IMO when kids' families split apart it is traumatic for them. The focus should be on tbe kids for both parents. When a new mate is introduced and possibly step kids or new siblings eventually, this can rock their worlds. They didn't choose to have their family destroyed and they did t choose to have a new family created. The parent did. So the kids are forced to accept people they may not like or want. I think that's problematic. At the least, their needs should take precedence over the parents. They are vulnerable and incapable of protecting themselves or making their feelings known in a rational way.
Aside from that, there are step moms who kill their step kids - Zahra Baker was a victim. Kyron Horman. And many others whose world becomes abusive once "new mommy" steps in the picture.
But the fact is, while it occasionally occurs with women, it is a phenomena with men that has biological roots. In the animal kingdom, males will often kill the young of their new mate so they can impregnate her with their own semen and have resources dedicated to only their own offspring.
The fact is that research shows children are at a higher risk of maltreatment when they live with a male partner of their mother and the male partner is not their biological father:
https://www.ncbi.nlm.nih.gov/pmc/articles/PMC2845296/
So moms need to be especially cautious. More so than dad's.
Nope. People are just supposed to put their damn kids first once in awhile. Why is the parent's desire for companionship more important than the child's right to not be molested or beaten to death or even just uprooted and maybe treated unfairly?
We are talking about risk. Some people feel that if they know a person well enough and long enough and feel their kids can cope with all that upheaval, they can introduce a significant other to their kids after a time. Some don't think the risk is worth it. I mean people get fooled all the time by a potential or actual mate. Some don't feel it's worth it to involve kids in that.
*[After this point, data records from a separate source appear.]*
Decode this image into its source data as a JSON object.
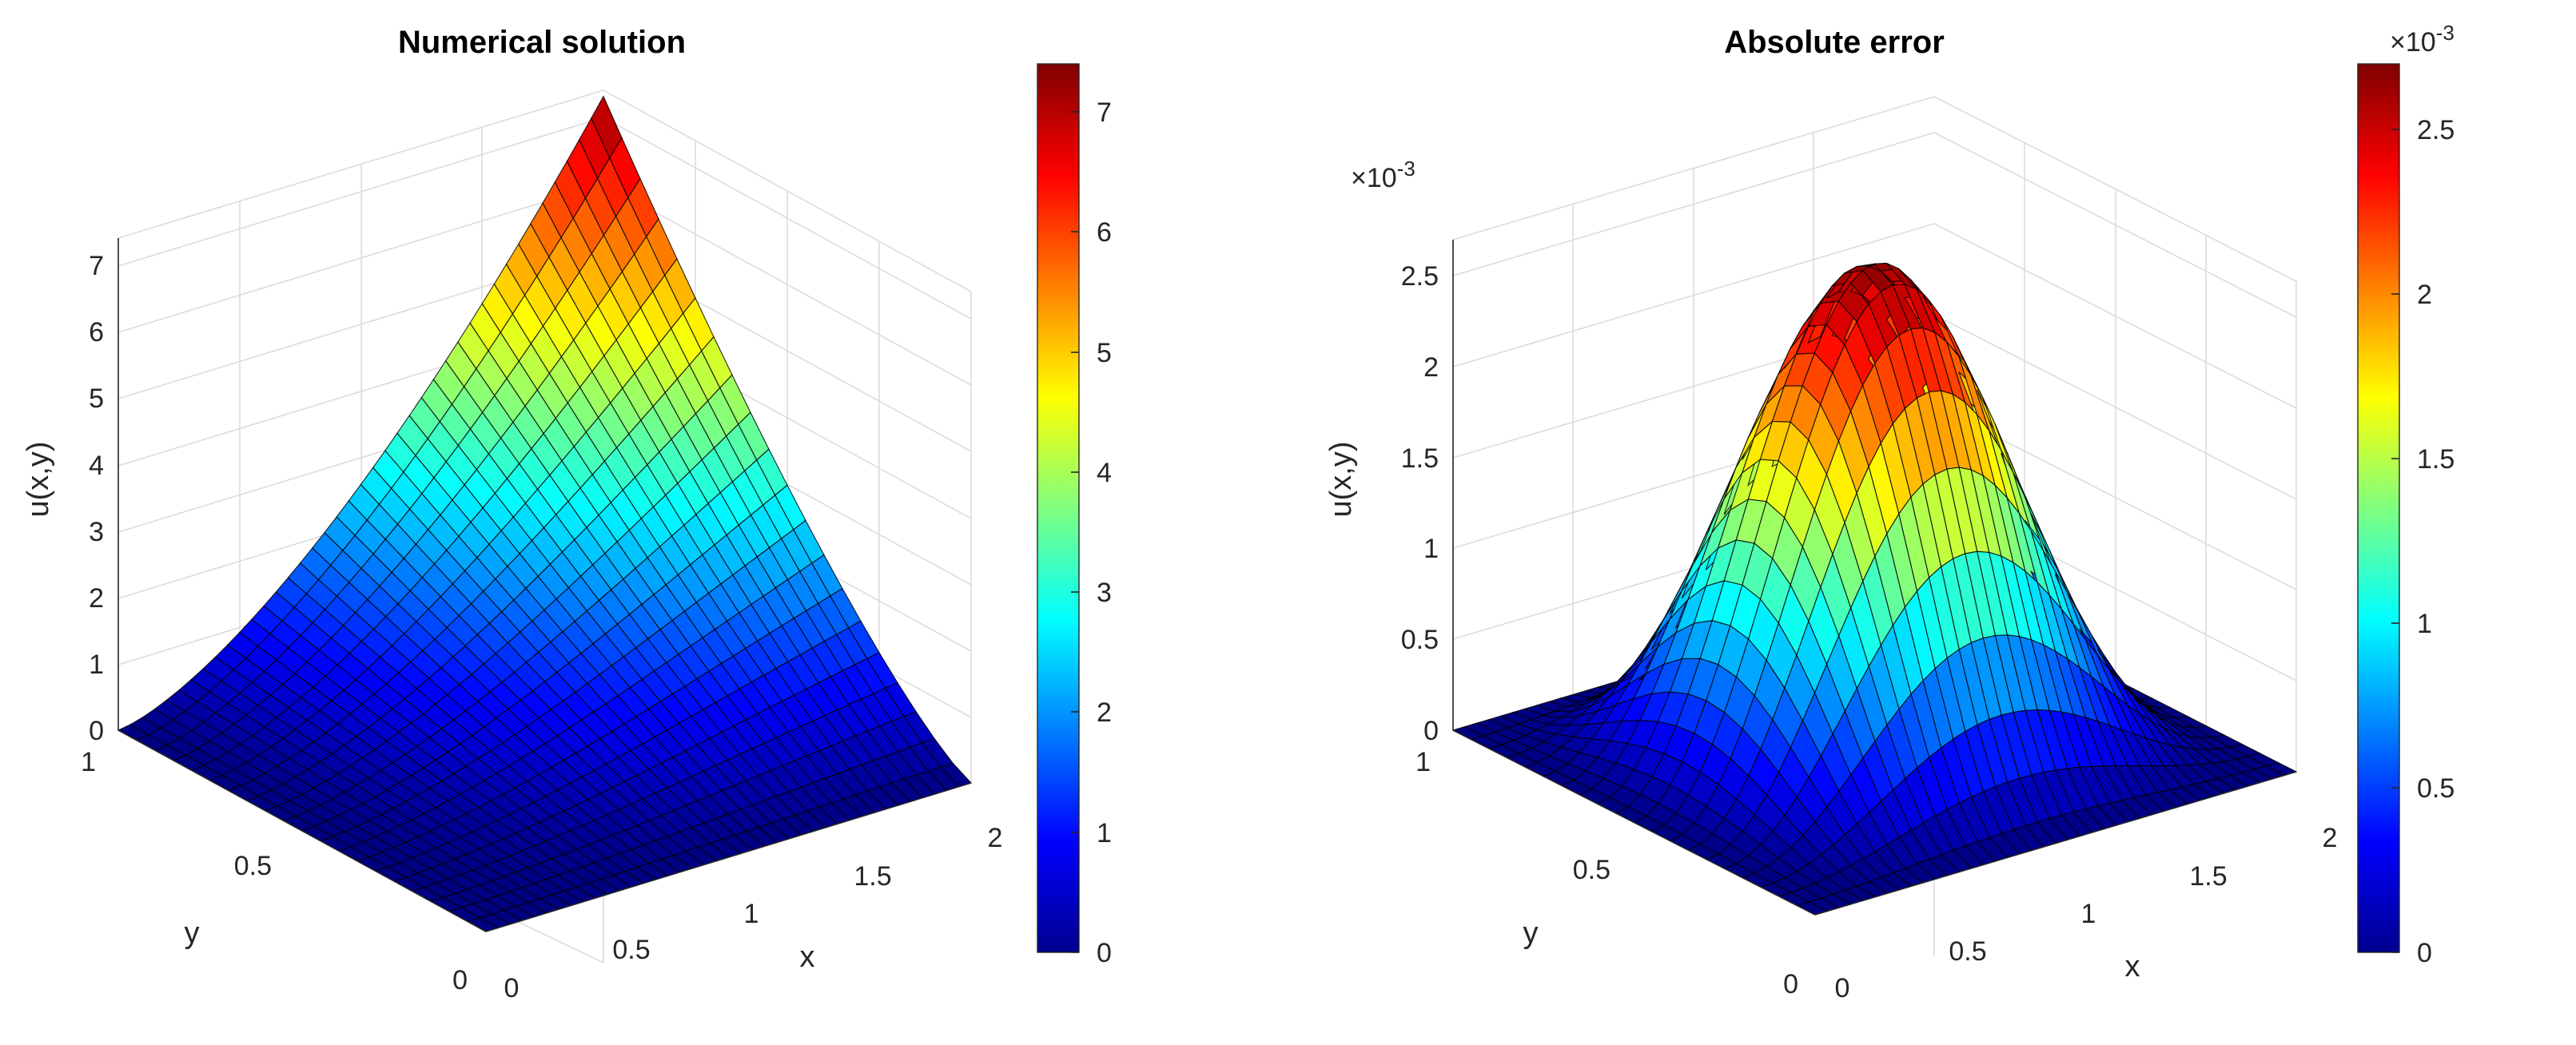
{
  "chart_data": [
    {
      "type": "surface",
      "title": "Numerical solution",
      "xlabel": "x",
      "ylabel": "y",
      "zlabel": "u(x,y)",
      "xlim": [
        0,
        2
      ],
      "ylim": [
        0,
        1
      ],
      "zlim": [
        0,
        7.4
      ],
      "x_ticks": [
        "0",
        "0.5",
        "1",
        "1.5",
        "2"
      ],
      "y_ticks": [
        "0",
        "0.5",
        "1"
      ],
      "z_ticks": [
        "0",
        "1",
        "2",
        "3",
        "4",
        "5",
        "6",
        "7"
      ],
      "colorbar": {
        "range": [
          0,
          7.4
        ],
        "ticks": [
          "0",
          "1",
          "2",
          "3",
          "4",
          "5",
          "6",
          "7"
        ],
        "colormap": "jet"
      },
      "grid": true,
      "mesh": {
        "nx": 40,
        "ny": 20
      },
      "surface_values": {
        "corner_x0_y0": 0,
        "corner_x2_y0": 0,
        "corner_x0_y1": 0,
        "corner_x2_y1": 7.3,
        "peak": {
          "x": 2,
          "y": 1,
          "u": 7.3
        }
      }
    },
    {
      "type": "surface",
      "title": "Absolute error",
      "xlabel": "x",
      "ylabel": "y",
      "zlabel": "u(x,y)",
      "xlim": [
        0,
        2
      ],
      "ylim": [
        0,
        1
      ],
      "zlim": [
        0,
        0.0027
      ],
      "z_exponent": "×10^-3",
      "x_ticks": [
        "0",
        "0.5",
        "1",
        "1.5",
        "2"
      ],
      "y_ticks": [
        "0",
        "0.5",
        "1"
      ],
      "z_ticks": [
        "0",
        "0.5",
        "1",
        "1.5",
        "2",
        "2.5"
      ],
      "colorbar": {
        "range": [
          0,
          0.0027
        ],
        "ticks": [
          "0",
          "0.5",
          "1",
          "1.5",
          "2",
          "2.5"
        ],
        "exponent": "×10^-3",
        "colormap": "jet"
      },
      "grid": true,
      "mesh": {
        "nx": 40,
        "ny": 20
      },
      "surface_values": {
        "corners": 0,
        "peak": {
          "x": 1,
          "y": 0.5,
          "u": 0.00268
        }
      }
    }
  ]
}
But why does it have to be so dramatic? Why can't people date and have a social life that doesn't involve moving a new person into their home? Or not leaving a vulnerable child alone with the new deadbeat? Or maybe not moving in a guy with a criminal record or a drug problem or a tendency to commit domestic violence? Or how about not letting the new mate "discipline" your kids?
I mean those might be some good guidelines.
We see far to many cases with outcomes like this. Kids are at higher risk of abuse in homes with mama's new man. That may not be comfortable for us to hear but it is fact.